To form the walls, take two pairs of poles and bind them into a V-shape, criss-crossing a few inches from the bottom. Make four Vs and then attach one V to each of the sides of the roof as shown in Figure 2, so that each side forms a triangle. Although you can use cable ties, if you want to take extra precautions to stop the poles slipping down, it is better to use lashings here, tying them to the roof with a timber-hitch knot: you can learn how to tie the knot via the web.
The next stage may require help: lifting the structure in place. The succah should rest on its four sets of legs, with a level roof, each of its corners roughly the same height from the ground. It may take some adjusting before you set it right (see Figure 3).

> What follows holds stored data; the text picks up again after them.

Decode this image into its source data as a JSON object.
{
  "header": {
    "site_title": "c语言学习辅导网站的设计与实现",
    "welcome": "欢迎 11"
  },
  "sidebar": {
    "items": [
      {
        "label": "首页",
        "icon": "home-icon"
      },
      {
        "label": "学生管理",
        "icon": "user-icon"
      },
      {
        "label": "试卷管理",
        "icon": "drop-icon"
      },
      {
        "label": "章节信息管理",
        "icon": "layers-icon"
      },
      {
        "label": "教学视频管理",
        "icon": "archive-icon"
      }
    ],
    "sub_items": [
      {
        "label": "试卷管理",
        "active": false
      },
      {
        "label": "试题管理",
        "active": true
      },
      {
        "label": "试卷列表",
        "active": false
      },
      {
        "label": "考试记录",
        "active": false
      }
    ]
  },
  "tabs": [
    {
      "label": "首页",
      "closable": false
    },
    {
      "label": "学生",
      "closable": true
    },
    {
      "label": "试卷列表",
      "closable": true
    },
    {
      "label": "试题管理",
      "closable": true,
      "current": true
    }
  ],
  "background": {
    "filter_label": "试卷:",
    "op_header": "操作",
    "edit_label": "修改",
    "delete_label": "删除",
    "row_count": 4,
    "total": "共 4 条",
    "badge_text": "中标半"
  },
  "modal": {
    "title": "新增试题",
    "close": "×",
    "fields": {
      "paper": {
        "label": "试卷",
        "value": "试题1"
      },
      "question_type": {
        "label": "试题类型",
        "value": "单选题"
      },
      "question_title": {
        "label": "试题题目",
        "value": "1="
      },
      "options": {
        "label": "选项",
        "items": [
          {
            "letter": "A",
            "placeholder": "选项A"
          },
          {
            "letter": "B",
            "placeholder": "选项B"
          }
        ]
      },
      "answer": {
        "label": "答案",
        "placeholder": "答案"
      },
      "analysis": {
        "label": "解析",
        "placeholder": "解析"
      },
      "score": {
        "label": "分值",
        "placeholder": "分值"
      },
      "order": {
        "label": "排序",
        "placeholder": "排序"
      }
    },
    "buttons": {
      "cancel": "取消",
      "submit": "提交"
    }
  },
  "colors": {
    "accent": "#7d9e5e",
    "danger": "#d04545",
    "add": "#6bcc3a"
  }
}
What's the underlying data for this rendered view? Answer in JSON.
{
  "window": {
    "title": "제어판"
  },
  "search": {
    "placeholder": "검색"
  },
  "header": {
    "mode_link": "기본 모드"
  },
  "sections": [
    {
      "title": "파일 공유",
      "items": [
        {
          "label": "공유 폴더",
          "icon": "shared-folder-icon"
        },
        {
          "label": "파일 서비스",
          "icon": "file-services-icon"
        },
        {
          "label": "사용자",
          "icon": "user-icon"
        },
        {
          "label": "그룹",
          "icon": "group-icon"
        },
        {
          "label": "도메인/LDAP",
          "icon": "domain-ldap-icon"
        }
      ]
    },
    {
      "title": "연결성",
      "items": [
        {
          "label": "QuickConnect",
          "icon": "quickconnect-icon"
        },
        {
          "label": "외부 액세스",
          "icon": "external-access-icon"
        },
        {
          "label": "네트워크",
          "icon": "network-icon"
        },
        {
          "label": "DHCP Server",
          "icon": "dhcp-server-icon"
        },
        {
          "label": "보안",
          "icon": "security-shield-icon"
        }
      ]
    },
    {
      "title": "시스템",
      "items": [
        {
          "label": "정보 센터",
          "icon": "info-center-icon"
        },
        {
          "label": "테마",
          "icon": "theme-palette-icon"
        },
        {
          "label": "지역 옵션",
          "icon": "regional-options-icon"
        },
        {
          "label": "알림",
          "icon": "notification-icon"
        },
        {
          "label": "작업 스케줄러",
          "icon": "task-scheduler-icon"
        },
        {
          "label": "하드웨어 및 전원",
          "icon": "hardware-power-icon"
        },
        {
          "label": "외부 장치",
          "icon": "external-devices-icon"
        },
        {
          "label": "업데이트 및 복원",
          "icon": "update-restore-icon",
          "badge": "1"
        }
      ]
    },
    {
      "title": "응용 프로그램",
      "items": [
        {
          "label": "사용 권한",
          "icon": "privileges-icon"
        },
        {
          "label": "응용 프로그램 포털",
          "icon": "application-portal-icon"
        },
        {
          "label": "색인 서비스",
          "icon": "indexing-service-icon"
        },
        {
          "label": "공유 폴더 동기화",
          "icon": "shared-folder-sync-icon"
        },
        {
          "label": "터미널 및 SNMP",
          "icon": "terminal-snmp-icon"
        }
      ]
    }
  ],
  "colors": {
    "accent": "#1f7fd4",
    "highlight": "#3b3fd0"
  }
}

You will now have eight triangular sides, consisting of four upward-pointing and four downward Vs. Take the remaining three 8ft poles and fasten one each across three of the upward V-sides, close to the bottom: these will help stablise the walls. Then fasten the 2ft stick close to the top of the fourth upward V to act as a lintel over the entrance. The details can be varied. For sturdier walls, for example, you can use bundles of three bamboos rather than two, so that each wall would require six, not four, diagonal poles (an extra eight bamboos in all).
For the trellis-supporting poles across the roof, instead of the pattern shown in Figure 1, there is an alternative method. You will need four 10ft bamboos; pair them and then tie them together in an X-shape which you can fasten across the roof.
Additionally, you may want to avoid a trellis because there is an halachic query over the tiny nails it contains (consult your rabbi). In which case, you can buy additional bamboos and attach them at narrow intervals to the roof on which to lay the leaves.
The next stage is to wrap the walls. You could use various coverings including sheets, but hessian is good because you can fasten it to the roof by threading string through the sacking and simply tying it on. There is one potential problem: the actual structure will stand at a height of a few inches over 6ft. Hessian is generally sold at 6ft widths, which means there will be a gap of a few inches in the wall, either from the roof or the floor. But halachically, it is permissible to have a gap in the wall if it is no more than four tefachim (just over a foot). You could choose to buy extra hessian to cover the gap, although sewing hessian together is difficult.
Voilà, your succah. You must now tether each corner to a solid object such as an earthenware pot, as a precaution against the wind. Finally, all you need now is the s'chach, the covering. Some greengrocers will stock greenery, but advance orders are advisable:or you can buy ready-made, bamboo-cane s'chach.
After Succot, you can simply cut the cable ties and disassemble: but make sure the hessian is dry before storing it away for another year.